Food stamps are on the chopping block in the House, where Republicans are threatening to cut $39 billion from the program over the next decade.
But the results will be immediate. If the law passes, 3.8 million people could lose their benefits in 2014 alone, according to a report from the Congressional Budget Office.
The cuts go even further than what Republicans first proposed – $20.5 billion – earlier this year in the Farm Bill.
The new bill also imposes additional restrictions on eligibility, like passing E-Verify, a government-run program built to determine whether job applicants are eligible to work in the United States. Critics say E-Verify is unacceptably error-prone, which can lead citizens or legal immigrants to be mistakenly identified as undocumented immigrants. Only certain kinds of immigrants are currently eligible to receive food stamps, and applicants are already required to verify their immigration status.
A spokesperson for Rep. Dana Rohrabacher, the California Republican who proposed the measure, declined to identify any gaps in the current immigrant screening procedures. “He simply wants to make sure there are no gaps,” he said in an email.

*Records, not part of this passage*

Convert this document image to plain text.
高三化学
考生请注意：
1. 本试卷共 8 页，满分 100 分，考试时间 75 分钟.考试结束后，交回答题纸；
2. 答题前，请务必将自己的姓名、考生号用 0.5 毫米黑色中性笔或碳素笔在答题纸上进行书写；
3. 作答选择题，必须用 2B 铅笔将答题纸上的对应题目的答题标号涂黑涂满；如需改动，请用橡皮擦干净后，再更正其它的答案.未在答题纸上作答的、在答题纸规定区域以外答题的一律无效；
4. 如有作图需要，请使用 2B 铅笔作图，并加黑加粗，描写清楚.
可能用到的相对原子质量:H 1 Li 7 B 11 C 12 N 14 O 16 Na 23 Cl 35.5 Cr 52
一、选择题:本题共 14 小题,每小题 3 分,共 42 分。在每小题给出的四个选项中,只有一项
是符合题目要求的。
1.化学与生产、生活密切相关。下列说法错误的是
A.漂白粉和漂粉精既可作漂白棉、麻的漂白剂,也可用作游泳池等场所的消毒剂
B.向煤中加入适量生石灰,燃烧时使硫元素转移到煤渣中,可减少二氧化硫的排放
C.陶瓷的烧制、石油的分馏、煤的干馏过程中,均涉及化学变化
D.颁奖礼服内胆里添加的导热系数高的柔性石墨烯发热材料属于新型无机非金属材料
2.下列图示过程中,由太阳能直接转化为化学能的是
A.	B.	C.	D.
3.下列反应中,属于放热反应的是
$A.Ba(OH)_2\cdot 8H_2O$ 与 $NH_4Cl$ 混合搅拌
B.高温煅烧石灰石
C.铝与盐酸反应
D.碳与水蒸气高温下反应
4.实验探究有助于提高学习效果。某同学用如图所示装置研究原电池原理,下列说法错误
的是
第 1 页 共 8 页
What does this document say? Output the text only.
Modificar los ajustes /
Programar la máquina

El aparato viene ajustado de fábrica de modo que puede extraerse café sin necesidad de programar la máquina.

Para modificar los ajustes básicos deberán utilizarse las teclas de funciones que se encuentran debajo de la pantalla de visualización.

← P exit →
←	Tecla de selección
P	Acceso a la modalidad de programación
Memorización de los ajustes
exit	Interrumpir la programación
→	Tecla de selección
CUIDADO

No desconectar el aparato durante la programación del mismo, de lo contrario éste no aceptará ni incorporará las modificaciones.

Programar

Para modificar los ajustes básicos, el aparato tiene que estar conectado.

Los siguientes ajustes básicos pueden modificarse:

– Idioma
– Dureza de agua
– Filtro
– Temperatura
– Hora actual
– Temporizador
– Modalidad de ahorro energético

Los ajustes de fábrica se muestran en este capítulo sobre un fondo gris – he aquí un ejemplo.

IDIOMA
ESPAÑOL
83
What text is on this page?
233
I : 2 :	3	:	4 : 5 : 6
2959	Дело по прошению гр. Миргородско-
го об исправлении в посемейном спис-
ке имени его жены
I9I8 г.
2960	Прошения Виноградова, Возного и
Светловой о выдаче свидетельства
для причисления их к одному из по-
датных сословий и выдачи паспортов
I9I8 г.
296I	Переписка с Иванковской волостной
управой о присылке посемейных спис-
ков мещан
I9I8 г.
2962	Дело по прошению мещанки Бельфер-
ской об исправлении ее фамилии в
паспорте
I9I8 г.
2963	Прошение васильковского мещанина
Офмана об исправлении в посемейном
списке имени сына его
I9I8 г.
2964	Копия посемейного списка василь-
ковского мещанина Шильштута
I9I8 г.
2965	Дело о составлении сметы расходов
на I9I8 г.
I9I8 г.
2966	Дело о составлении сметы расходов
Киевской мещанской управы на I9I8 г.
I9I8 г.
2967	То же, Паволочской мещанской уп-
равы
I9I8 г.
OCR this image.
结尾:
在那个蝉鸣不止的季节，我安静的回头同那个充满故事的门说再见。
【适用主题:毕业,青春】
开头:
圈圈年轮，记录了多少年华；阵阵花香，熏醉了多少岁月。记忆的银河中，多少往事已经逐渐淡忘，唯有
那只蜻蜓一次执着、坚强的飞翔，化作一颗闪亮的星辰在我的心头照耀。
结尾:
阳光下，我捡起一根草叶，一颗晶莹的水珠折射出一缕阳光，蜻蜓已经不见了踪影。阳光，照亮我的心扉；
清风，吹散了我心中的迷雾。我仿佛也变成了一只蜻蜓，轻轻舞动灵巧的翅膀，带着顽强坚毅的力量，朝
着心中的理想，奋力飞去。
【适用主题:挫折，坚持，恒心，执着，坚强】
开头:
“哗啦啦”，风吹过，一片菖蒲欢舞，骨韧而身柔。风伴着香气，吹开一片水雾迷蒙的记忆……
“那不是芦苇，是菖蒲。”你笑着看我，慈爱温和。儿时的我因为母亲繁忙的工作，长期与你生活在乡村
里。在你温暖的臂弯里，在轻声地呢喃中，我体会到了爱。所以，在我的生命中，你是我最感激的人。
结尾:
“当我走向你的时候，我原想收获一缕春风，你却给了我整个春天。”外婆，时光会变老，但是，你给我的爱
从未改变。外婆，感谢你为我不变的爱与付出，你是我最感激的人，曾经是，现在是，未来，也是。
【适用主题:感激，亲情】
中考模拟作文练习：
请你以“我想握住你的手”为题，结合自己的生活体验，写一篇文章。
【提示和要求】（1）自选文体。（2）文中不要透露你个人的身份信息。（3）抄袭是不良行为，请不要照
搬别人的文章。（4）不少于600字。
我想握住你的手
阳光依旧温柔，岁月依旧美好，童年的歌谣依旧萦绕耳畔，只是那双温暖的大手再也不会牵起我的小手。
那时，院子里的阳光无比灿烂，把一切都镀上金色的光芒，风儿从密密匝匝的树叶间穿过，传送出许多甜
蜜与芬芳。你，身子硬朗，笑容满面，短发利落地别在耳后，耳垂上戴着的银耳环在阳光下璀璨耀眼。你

A separate amendment proposed by Michigan Democrat Dan Kildee would increase funding to “food incentive programs,” which reward SNAP recipients with additional subsidies if they spend their food stamps on healthy food. A similar amendment was proposed to the original House farm bill, but was ultimately rejected. Kildee has also proposed standalone legislation with similar language, called the Local Food for Healthy Families Act.
Kildee has vocally opposed food stamp cuts for months, and he excoriated the Republicans’ latest proposal in a statement.
“SNAP is a vital program that helps to combat hunger and help put food on the table for families who find themselves falling on hard times. Republican desires to dismantle government bit-by-bit and deprive the neediest Americans of a basic necessity—food—have completely derailed the Farm Bill process, hurting family farmers and workers,” he said.